His operator, Red Wolf, shattered a second-floor window. The knife execution on the rocket trooper served as a seamless transition — one moment he was gutting an enemy in the Visitor Center, the next he was mid-stab in the Substation, surrounded by humming electrical equipment.

The lighting here was darker, more oppressive. Emergency lamps cast harsh white beams while equipment screens flickered pale blue. Industrial. Dangerous.

Blake opened an ammo crate near a side entrance, then crouched and climbed inside.

"This spot right here? God-tier ambush point. When you open the crate, the lid tilts up like this. If you crouch inside, you're basically invisible. Most players walk right past."

Brief demonstration. Then up to the second floor — another window shatter, another knife transition.

Now for the heart of Zero Dam: the Administration Building.

The structure here was the most complex on the entire map. Open atriums. Narrow corridors. Staircases crisscrossing between levels. A hundred angles to watch, a hundred corners to die around.

Blake walked through the basic mechanics.

"Marking system — tap this key to ping enemy positions or highlight loot for your squad."

"Door interaction — press this to open a door quietly instead of blasting through it. Most doors in Delta Force can be opened normally. Only a few special rooms need keycards."

"Some doors are locked but don't need cards — you just kick them down. Very satisfying."

He slipped Red Wolf into an office, crept up behind an Asara soldier, and triggered an execution animation. Flashy as hell. Completely impractical in actual combat. But it looked cool, and that's what mattered for a demo reel.

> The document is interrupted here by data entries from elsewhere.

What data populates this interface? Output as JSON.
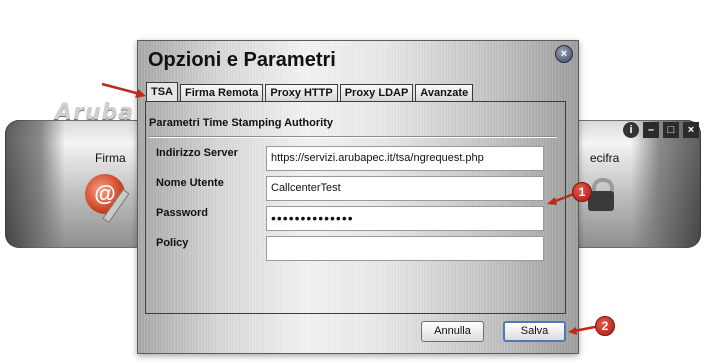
{
  "background_app": {
    "logo": "Aruba",
    "firma_label": "Firma",
    "cifra_label": "ecifra",
    "window_controls": [
      "info-icon",
      "minimize-icon",
      "maximize-icon",
      "close-icon"
    ]
  },
  "dialog": {
    "title": "Opzioni e Parametri",
    "close_glyph": "×",
    "tabs": [
      {
        "label": "TSA",
        "active": true
      },
      {
        "label": "Firma Remota",
        "active": false
      },
      {
        "label": "Proxy HTTP",
        "active": false
      },
      {
        "label": "Proxy LDAP",
        "active": false
      },
      {
        "label": "Avanzate",
        "active": false
      }
    ],
    "section_title": "Parametri Time Stamping Authority",
    "fields": {
      "server": {
        "label": "Indirizzo Server",
        "value": "https://servizi.arubapec.it/tsa/ngrequest.php"
      },
      "username": {
        "label": "Nome Utente",
        "value": "CallcenterTest"
      },
      "password": {
        "label": "Password",
        "value": "••••••••••••••"
      },
      "policy": {
        "label": "Policy",
        "value": ""
      }
    },
    "buttons": {
      "cancel": "Annulla",
      "save": "Salva"
    }
  },
  "annotations": {
    "badge_1": "1",
    "badge_2": "2",
    "color": "#c0281c"
  }
}
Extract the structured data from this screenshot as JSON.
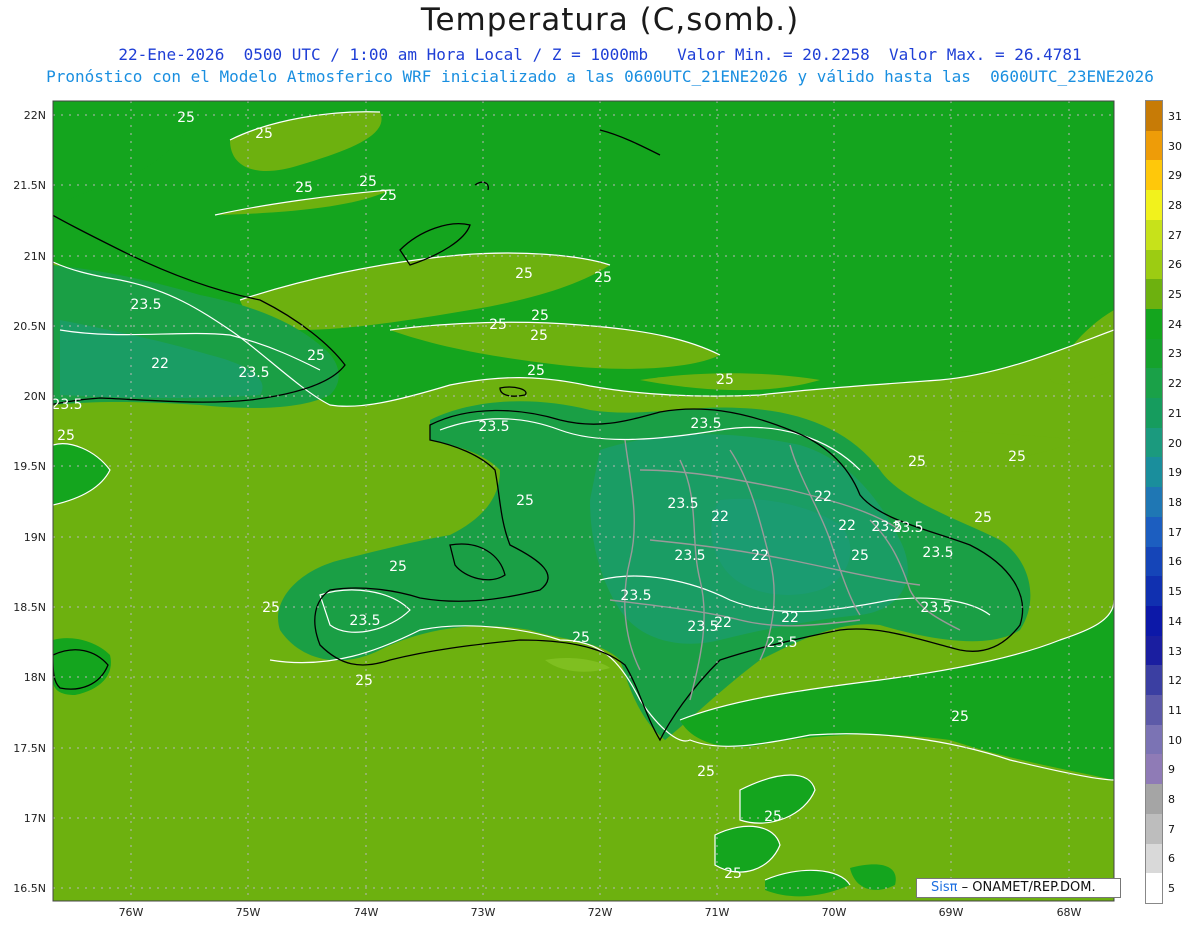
{
  "header": {
    "title": "Temperatura (C,somb.)",
    "subtitle_1": "22-Ene-2026  0500 UTC / 1:00 am Hora Local / Z = 1000mb   Valor Min. = 20.2258  Valor Max. = 26.4781",
    "subtitle_2": "Pronóstico con el Modelo Atmosferico WRF inicializado a las 0600UTC_21ENE2026 y válido hasta las  0600UTC_23ENE2026"
  },
  "axes": {
    "lat_labels": [
      "22N",
      "21.5N",
      "21N",
      "20.5N",
      "20N",
      "19.5N",
      "19N",
      "18.5N",
      "18N",
      "17.5N",
      "17N",
      "16.5N"
    ],
    "lon_labels": [
      "76W",
      "75W",
      "74W",
      "73W",
      "72W",
      "71W",
      "70W",
      "69W",
      "68W"
    ]
  },
  "colorbar": {
    "levels": [
      {
        "label": "5",
        "color": "#ffffff"
      },
      {
        "label": "6",
        "color": "#d9d9d9"
      },
      {
        "label": "7",
        "color": "#bdbdbd"
      },
      {
        "label": "8",
        "color": "#a5a5a5"
      },
      {
        "label": "9",
        "color": "#8f7bb6"
      },
      {
        "label": "10",
        "color": "#7b73b4"
      },
      {
        "label": "11",
        "color": "#5d5aa8"
      },
      {
        "label": "12",
        "color": "#3b3fa2"
      },
      {
        "label": "13",
        "color": "#1a1ea0"
      },
      {
        "label": "14",
        "color": "#0c18a8"
      },
      {
        "label": "15",
        "color": "#1030b0"
      },
      {
        "label": "16",
        "color": "#1545b8"
      },
      {
        "label": "17",
        "color": "#1c5ec0"
      },
      {
        "label": "18",
        "color": "#1f77b4"
      },
      {
        "label": "19",
        "color": "#1a8e9c"
      },
      {
        "label": "20",
        "color": "#1b9a7e"
      },
      {
        "label": "21",
        "color": "#169c5e"
      },
      {
        "label": "22",
        "color": "#1aa148"
      },
      {
        "label": "23",
        "color": "#15a22c"
      },
      {
        "label": "24",
        "color": "#14a51e"
      },
      {
        "label": "25",
        "color": "#6db10f"
      },
      {
        "label": "26",
        "color": "#9ccc12"
      },
      {
        "label": "27",
        "color": "#c7e21a"
      },
      {
        "label": "28",
        "color": "#f2f21c"
      },
      {
        "label": "29",
        "color": "#ffc80a"
      },
      {
        "label": "30",
        "color": "#ee9c08"
      },
      {
        "label": "31",
        "color": "#c77b06"
      }
    ]
  },
  "contour_labels": [
    {
      "text": "25"
    },
    {
      "text": "25"
    },
    {
      "text": "25"
    },
    {
      "text": "25"
    },
    {
      "text": "25"
    },
    {
      "text": "25"
    },
    {
      "text": "25"
    },
    {
      "text": "25"
    },
    {
      "text": "25"
    },
    {
      "text": "23.5"
    },
    {
      "text": "22"
    },
    {
      "text": "23.5"
    },
    {
      "text": "25"
    },
    {
      "text": "23.5"
    },
    {
      "text": "25"
    },
    {
      "text": "25"
    },
    {
      "text": "23.5"
    },
    {
      "text": "25"
    },
    {
      "text": "23.5"
    },
    {
      "text": "22"
    },
    {
      "text": "22"
    },
    {
      "text": "23.5"
    },
    {
      "text": "22"
    },
    {
      "text": "25"
    },
    {
      "text": "25"
    },
    {
      "text": "23.5"
    },
    {
      "text": "25"
    },
    {
      "text": "25"
    },
    {
      "text": "23.5"
    },
    {
      "text": "25"
    },
    {
      "text": "23.5"
    },
    {
      "text": "23.5"
    },
    {
      "text": "22"
    },
    {
      "text": "22"
    },
    {
      "text": "23.5"
    },
    {
      "text": "23.5"
    },
    {
      "text": "25"
    },
    {
      "text": "25"
    },
    {
      "text": "25"
    },
    {
      "text": "25"
    },
    {
      "text": "25"
    },
    {
      "text": "25"
    },
    {
      "text": "23.5"
    },
    {
      "text": "23.5"
    },
    {
      "text": "25"
    },
    {
      "text": "25"
    },
    {
      "text": "25"
    },
    {
      "text": "23.5"
    },
    {
      "text": "22"
    }
  ],
  "credit": {
    "brand": "Sisπ",
    "text": "– ONAMET/REP.DOM."
  },
  "colors": {
    "ocean_warm": "#6db10f",
    "ocean_cool": "#14a51e",
    "land": "#15a22c",
    "land_cool": "#1a9f45"
  }
}
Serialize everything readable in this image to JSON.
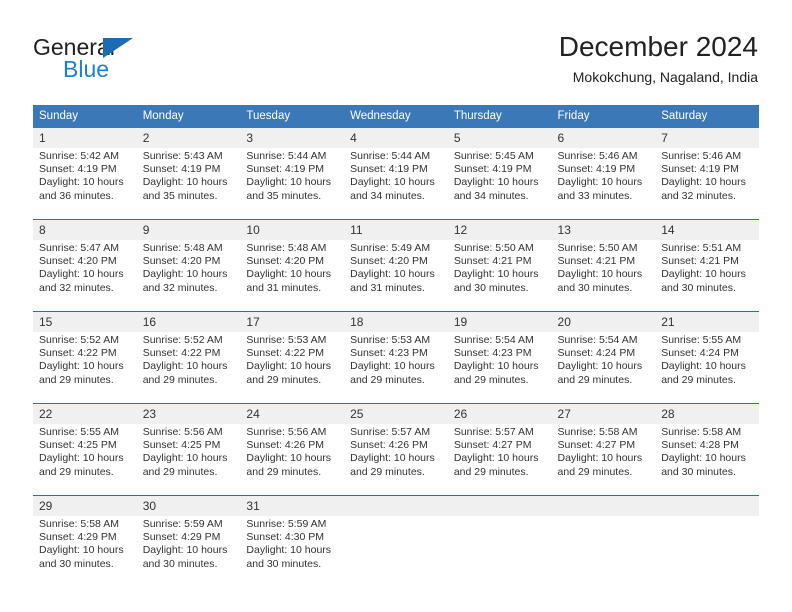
{
  "brand": {
    "name_top": "General",
    "name_bottom": "Blue",
    "color_dark": "#231f20",
    "color_blue": "#1b7fd4",
    "triangle_color": "#1b6cb3"
  },
  "header": {
    "title": "December 2024",
    "subtitle": "Mokokchung, Nagaland, India"
  },
  "theme": {
    "header_row_bg": "#3b78b7",
    "header_row_text": "#ffffff",
    "daynum_bg": "#f0f0f0",
    "row_separator": "#2a6db3",
    "body_text": "#333333"
  },
  "calendar": {
    "day_headers": [
      "Sunday",
      "Monday",
      "Tuesday",
      "Wednesday",
      "Thursday",
      "Friday",
      "Saturday"
    ],
    "weeks": [
      [
        {
          "day": "1",
          "sunrise": "Sunrise: 5:42 AM",
          "sunset": "Sunset: 4:19 PM",
          "daylight_1": "Daylight: 10 hours",
          "daylight_2": "and 36 minutes."
        },
        {
          "day": "2",
          "sunrise": "Sunrise: 5:43 AM",
          "sunset": "Sunset: 4:19 PM",
          "daylight_1": "Daylight: 10 hours",
          "daylight_2": "and 35 minutes."
        },
        {
          "day": "3",
          "sunrise": "Sunrise: 5:44 AM",
          "sunset": "Sunset: 4:19 PM",
          "daylight_1": "Daylight: 10 hours",
          "daylight_2": "and 35 minutes."
        },
        {
          "day": "4",
          "sunrise": "Sunrise: 5:44 AM",
          "sunset": "Sunset: 4:19 PM",
          "daylight_1": "Daylight: 10 hours",
          "daylight_2": "and 34 minutes."
        },
        {
          "day": "5",
          "sunrise": "Sunrise: 5:45 AM",
          "sunset": "Sunset: 4:19 PM",
          "daylight_1": "Daylight: 10 hours",
          "daylight_2": "and 34 minutes."
        },
        {
          "day": "6",
          "sunrise": "Sunrise: 5:46 AM",
          "sunset": "Sunset: 4:19 PM",
          "daylight_1": "Daylight: 10 hours",
          "daylight_2": "and 33 minutes."
        },
        {
          "day": "7",
          "sunrise": "Sunrise: 5:46 AM",
          "sunset": "Sunset: 4:19 PM",
          "daylight_1": "Daylight: 10 hours",
          "daylight_2": "and 32 minutes."
        }
      ],
      [
        {
          "day": "8",
          "sunrise": "Sunrise: 5:47 AM",
          "sunset": "Sunset: 4:20 PM",
          "daylight_1": "Daylight: 10 hours",
          "daylight_2": "and 32 minutes."
        },
        {
          "day": "9",
          "sunrise": "Sunrise: 5:48 AM",
          "sunset": "Sunset: 4:20 PM",
          "daylight_1": "Daylight: 10 hours",
          "daylight_2": "and 32 minutes."
        },
        {
          "day": "10",
          "sunrise": "Sunrise: 5:48 AM",
          "sunset": "Sunset: 4:20 PM",
          "daylight_1": "Daylight: 10 hours",
          "daylight_2": "and 31 minutes."
        },
        {
          "day": "11",
          "sunrise": "Sunrise: 5:49 AM",
          "sunset": "Sunset: 4:20 PM",
          "daylight_1": "Daylight: 10 hours",
          "daylight_2": "and 31 minutes."
        },
        {
          "day": "12",
          "sunrise": "Sunrise: 5:50 AM",
          "sunset": "Sunset: 4:21 PM",
          "daylight_1": "Daylight: 10 hours",
          "daylight_2": "and 30 minutes."
        },
        {
          "day": "13",
          "sunrise": "Sunrise: 5:50 AM",
          "sunset": "Sunset: 4:21 PM",
          "daylight_1": "Daylight: 10 hours",
          "daylight_2": "and 30 minutes."
        },
        {
          "day": "14",
          "sunrise": "Sunrise: 5:51 AM",
          "sunset": "Sunset: 4:21 PM",
          "daylight_1": "Daylight: 10 hours",
          "daylight_2": "and 30 minutes."
        }
      ],
      [
        {
          "day": "15",
          "sunrise": "Sunrise: 5:52 AM",
          "sunset": "Sunset: 4:22 PM",
          "daylight_1": "Daylight: 10 hours",
          "daylight_2": "and 29 minutes."
        },
        {
          "day": "16",
          "sunrise": "Sunrise: 5:52 AM",
          "sunset": "Sunset: 4:22 PM",
          "daylight_1": "Daylight: 10 hours",
          "daylight_2": "and 29 minutes."
        },
        {
          "day": "17",
          "sunrise": "Sunrise: 5:53 AM",
          "sunset": "Sunset: 4:22 PM",
          "daylight_1": "Daylight: 10 hours",
          "daylight_2": "and 29 minutes."
        },
        {
          "day": "18",
          "sunrise": "Sunrise: 5:53 AM",
          "sunset": "Sunset: 4:23 PM",
          "daylight_1": "Daylight: 10 hours",
          "daylight_2": "and 29 minutes."
        },
        {
          "day": "19",
          "sunrise": "Sunrise: 5:54 AM",
          "sunset": "Sunset: 4:23 PM",
          "daylight_1": "Daylight: 10 hours",
          "daylight_2": "and 29 minutes."
        },
        {
          "day": "20",
          "sunrise": "Sunrise: 5:54 AM",
          "sunset": "Sunset: 4:24 PM",
          "daylight_1": "Daylight: 10 hours",
          "daylight_2": "and 29 minutes."
        },
        {
          "day": "21",
          "sunrise": "Sunrise: 5:55 AM",
          "sunset": "Sunset: 4:24 PM",
          "daylight_1": "Daylight: 10 hours",
          "daylight_2": "and 29 minutes."
        }
      ],
      [
        {
          "day": "22",
          "sunrise": "Sunrise: 5:55 AM",
          "sunset": "Sunset: 4:25 PM",
          "daylight_1": "Daylight: 10 hours",
          "daylight_2": "and 29 minutes."
        },
        {
          "day": "23",
          "sunrise": "Sunrise: 5:56 AM",
          "sunset": "Sunset: 4:25 PM",
          "daylight_1": "Daylight: 10 hours",
          "daylight_2": "and 29 minutes."
        },
        {
          "day": "24",
          "sunrise": "Sunrise: 5:56 AM",
          "sunset": "Sunset: 4:26 PM",
          "daylight_1": "Daylight: 10 hours",
          "daylight_2": "and 29 minutes."
        },
        {
          "day": "25",
          "sunrise": "Sunrise: 5:57 AM",
          "sunset": "Sunset: 4:26 PM",
          "daylight_1": "Daylight: 10 hours",
          "daylight_2": "and 29 minutes."
        },
        {
          "day": "26",
          "sunrise": "Sunrise: 5:57 AM",
          "sunset": "Sunset: 4:27 PM",
          "daylight_1": "Daylight: 10 hours",
          "daylight_2": "and 29 minutes."
        },
        {
          "day": "27",
          "sunrise": "Sunrise: 5:58 AM",
          "sunset": "Sunset: 4:27 PM",
          "daylight_1": "Daylight: 10 hours",
          "daylight_2": "and 29 minutes."
        },
        {
          "day": "28",
          "sunrise": "Sunrise: 5:58 AM",
          "sunset": "Sunset: 4:28 PM",
          "daylight_1": "Daylight: 10 hours",
          "daylight_2": "and 30 minutes."
        }
      ],
      [
        {
          "day": "29",
          "sunrise": "Sunrise: 5:58 AM",
          "sunset": "Sunset: 4:29 PM",
          "daylight_1": "Daylight: 10 hours",
          "daylight_2": "and 30 minutes."
        },
        {
          "day": "30",
          "sunrise": "Sunrise: 5:59 AM",
          "sunset": "Sunset: 4:29 PM",
          "daylight_1": "Daylight: 10 hours",
          "daylight_2": "and 30 minutes."
        },
        {
          "day": "31",
          "sunrise": "Sunrise: 5:59 AM",
          "sunset": "Sunset: 4:30 PM",
          "daylight_1": "Daylight: 10 hours",
          "daylight_2": "and 30 minutes."
        },
        {
          "day": "",
          "sunrise": "",
          "sunset": "",
          "daylight_1": "",
          "daylight_2": ""
        },
        {
          "day": "",
          "sunrise": "",
          "sunset": "",
          "daylight_1": "",
          "daylight_2": ""
        },
        {
          "day": "",
          "sunrise": "",
          "sunset": "",
          "daylight_1": "",
          "daylight_2": ""
        },
        {
          "day": "",
          "sunrise": "",
          "sunset": "",
          "daylight_1": "",
          "daylight_2": ""
        }
      ]
    ]
  }
}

Zero Dam was massive — way too much ground to cover in one video. Blake cherry-picked the important areas and moved on.

Time for the main event.

He switched to Boss Battle Mode.

The reason he hadn't let Saeed loose during the map tour? Because he was genuinely afraid of getting kicked to death mid-sentence.

Red Wolf exited the Administration Building's combat zone. Blake's voice dropped, taking on a more serious tone:

"You've seen the basic layout. Now let's talk about Zero Dam's real surprise. Or maybe... nightmare."

The screen cut to the interior of the Administration Building's East Wing.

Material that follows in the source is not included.